July 02, 2007

More on bigTIFF – The BigTIFF File Format Proposal

BY Dr. Keith J. Kaplan

Thank you to everyone who has e-mailed me or called with their commendations and criticisms of the blog.  The blog will post 3 days a week.  This will allow me to keep a cache of current ideas and innovative topics while also allowing me to build useful links and prevent redundancy with other weblogs that address similar topics.  Although a "great" blog should be controversial on some level, my goals for the blog remain that of information dissemination as digital imaging plays a larger role in our practice.

I look forward to the continued dialogue.  There were several questions on the bigTIFF format. 

More information is available here following last weeks posting.  A brief synopsis from AWare Systems is below:

What is BigTIFF?

The TIFF file format uses 32bit offsets and, as such, is limited to 4 gigabytes. This has been quite sufficient for many years. Today however, there is a need for a good multi-purpose open image file format that can handle huge images, or very large collections of images, breaking the 4 gig boundary.

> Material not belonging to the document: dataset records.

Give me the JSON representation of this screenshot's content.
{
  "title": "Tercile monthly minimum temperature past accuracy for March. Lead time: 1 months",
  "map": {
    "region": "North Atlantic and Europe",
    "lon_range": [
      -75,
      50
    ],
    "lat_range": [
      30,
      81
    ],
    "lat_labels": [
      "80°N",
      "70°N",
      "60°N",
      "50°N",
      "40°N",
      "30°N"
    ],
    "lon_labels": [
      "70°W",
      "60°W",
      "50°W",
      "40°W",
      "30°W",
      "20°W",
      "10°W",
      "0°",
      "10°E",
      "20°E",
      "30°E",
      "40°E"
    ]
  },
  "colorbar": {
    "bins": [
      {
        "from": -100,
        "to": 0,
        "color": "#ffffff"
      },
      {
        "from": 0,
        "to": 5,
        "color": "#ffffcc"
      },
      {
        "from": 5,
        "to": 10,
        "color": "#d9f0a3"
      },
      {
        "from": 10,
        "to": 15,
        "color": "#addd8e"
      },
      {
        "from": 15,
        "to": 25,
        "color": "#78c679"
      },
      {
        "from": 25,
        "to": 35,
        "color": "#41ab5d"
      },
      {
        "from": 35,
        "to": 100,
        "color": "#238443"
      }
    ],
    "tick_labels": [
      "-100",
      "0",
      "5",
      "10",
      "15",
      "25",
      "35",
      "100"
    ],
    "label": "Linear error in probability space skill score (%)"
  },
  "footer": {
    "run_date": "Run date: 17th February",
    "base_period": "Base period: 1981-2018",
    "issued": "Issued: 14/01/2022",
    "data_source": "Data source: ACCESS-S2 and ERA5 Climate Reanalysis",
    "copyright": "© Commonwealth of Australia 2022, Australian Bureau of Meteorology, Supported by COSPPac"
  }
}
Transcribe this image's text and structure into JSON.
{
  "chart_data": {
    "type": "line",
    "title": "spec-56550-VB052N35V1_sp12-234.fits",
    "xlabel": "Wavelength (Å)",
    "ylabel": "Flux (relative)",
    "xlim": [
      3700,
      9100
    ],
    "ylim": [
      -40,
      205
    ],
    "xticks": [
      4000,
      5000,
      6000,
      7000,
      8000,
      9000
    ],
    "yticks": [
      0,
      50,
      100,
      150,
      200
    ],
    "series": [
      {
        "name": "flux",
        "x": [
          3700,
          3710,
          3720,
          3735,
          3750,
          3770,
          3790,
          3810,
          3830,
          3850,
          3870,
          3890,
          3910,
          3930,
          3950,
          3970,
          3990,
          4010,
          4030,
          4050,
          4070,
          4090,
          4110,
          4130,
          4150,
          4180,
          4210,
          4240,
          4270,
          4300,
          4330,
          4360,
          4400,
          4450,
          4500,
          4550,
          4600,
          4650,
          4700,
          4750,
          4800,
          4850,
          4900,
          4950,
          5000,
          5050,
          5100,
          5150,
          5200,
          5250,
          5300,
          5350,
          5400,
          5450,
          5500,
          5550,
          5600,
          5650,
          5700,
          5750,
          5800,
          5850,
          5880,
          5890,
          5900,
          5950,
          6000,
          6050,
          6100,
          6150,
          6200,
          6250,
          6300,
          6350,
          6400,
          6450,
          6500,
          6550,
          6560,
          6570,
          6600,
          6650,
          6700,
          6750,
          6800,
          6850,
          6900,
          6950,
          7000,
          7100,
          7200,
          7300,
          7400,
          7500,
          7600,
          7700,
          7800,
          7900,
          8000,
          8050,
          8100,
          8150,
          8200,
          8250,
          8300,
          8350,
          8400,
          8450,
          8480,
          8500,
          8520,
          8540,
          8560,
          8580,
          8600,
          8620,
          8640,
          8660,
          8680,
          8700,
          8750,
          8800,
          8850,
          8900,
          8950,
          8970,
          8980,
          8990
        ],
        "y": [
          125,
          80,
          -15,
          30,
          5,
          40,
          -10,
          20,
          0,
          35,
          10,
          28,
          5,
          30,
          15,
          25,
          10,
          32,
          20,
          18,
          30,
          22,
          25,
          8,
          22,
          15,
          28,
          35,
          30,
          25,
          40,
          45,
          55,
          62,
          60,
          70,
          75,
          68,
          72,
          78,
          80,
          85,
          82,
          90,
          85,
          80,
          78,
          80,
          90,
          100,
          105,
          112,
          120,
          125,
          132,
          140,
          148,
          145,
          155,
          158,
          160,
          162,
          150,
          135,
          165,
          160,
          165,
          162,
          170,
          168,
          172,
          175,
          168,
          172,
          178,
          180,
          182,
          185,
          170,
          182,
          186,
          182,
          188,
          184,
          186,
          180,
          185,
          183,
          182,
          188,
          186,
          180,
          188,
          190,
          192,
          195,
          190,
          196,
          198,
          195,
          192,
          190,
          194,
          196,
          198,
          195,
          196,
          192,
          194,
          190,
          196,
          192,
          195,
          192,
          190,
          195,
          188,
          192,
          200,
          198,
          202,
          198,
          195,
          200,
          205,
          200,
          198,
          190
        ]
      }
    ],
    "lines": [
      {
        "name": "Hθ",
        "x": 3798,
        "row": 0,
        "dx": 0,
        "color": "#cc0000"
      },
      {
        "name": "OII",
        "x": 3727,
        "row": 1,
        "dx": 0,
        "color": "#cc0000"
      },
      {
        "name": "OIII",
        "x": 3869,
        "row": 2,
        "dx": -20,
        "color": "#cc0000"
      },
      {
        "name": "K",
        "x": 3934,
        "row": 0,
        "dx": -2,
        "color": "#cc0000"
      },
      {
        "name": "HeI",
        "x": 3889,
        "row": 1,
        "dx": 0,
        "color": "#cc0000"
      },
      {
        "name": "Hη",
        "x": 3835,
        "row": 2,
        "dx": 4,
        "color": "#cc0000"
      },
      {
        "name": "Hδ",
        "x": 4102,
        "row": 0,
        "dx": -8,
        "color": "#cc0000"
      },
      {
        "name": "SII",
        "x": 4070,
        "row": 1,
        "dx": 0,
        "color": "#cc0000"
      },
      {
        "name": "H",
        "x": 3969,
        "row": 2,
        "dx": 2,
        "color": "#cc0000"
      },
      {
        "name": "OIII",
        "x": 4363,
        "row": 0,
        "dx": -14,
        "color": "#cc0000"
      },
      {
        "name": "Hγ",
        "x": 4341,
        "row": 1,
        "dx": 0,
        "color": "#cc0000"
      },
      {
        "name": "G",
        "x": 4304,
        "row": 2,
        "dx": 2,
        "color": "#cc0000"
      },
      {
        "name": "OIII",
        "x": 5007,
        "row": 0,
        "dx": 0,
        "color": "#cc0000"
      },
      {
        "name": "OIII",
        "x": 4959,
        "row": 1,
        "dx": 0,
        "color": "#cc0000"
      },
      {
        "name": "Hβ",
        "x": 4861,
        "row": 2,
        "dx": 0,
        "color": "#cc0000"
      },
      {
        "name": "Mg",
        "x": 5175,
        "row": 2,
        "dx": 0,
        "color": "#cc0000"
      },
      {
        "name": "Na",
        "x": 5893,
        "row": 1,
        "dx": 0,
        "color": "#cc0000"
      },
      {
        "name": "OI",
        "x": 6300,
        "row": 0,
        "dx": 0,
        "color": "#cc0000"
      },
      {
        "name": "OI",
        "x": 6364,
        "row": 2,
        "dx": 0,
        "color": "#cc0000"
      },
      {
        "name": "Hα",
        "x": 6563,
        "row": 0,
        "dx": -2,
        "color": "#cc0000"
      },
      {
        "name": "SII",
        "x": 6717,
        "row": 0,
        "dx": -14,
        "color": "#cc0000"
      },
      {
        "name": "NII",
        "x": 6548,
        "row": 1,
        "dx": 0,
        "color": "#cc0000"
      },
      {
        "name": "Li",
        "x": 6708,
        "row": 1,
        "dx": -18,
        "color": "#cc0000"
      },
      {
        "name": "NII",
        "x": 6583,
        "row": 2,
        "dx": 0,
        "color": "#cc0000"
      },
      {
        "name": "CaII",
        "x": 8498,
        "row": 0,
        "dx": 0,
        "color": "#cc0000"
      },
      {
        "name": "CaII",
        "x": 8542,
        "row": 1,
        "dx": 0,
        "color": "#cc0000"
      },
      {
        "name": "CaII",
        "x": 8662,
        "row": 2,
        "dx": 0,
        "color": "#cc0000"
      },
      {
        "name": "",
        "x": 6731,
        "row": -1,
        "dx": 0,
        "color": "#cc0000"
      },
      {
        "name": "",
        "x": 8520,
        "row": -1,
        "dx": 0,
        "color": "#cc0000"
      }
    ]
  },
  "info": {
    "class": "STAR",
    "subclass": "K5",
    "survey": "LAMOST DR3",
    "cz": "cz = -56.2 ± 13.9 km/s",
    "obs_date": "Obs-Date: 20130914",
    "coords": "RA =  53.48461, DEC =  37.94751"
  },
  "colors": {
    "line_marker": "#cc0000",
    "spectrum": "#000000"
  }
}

There is currently an ongoing attempt to design a new variant of TIFF, called BigTIFF, that closely resembles TIFF, but uses 64bit offsets instead. The benefits of closely resembling TIFF are huge. For instance, existing TIFF libraries can quite easily extend their support for TIFF to also include this new variant. Documentation needs are minimal. All the much appreciated properties of a file format that has been around and has been extended for more then a decade are inherited. All properly known tags are being reused, all supported bitdepths and datatypes remain valid. The arbitrary number of ‘extra channels’, the tiling and striping schemes, the multitude of compression schemes, and the private tag scheme, that made TIFF very useful in pre-press as well as for storing scientific data, and many other applications, all remain intact. Yet, the offset bitdepth changes, and BigTIFF files are no longer restrained by the 4 gigabyte limitation from which classic TIFF suffers.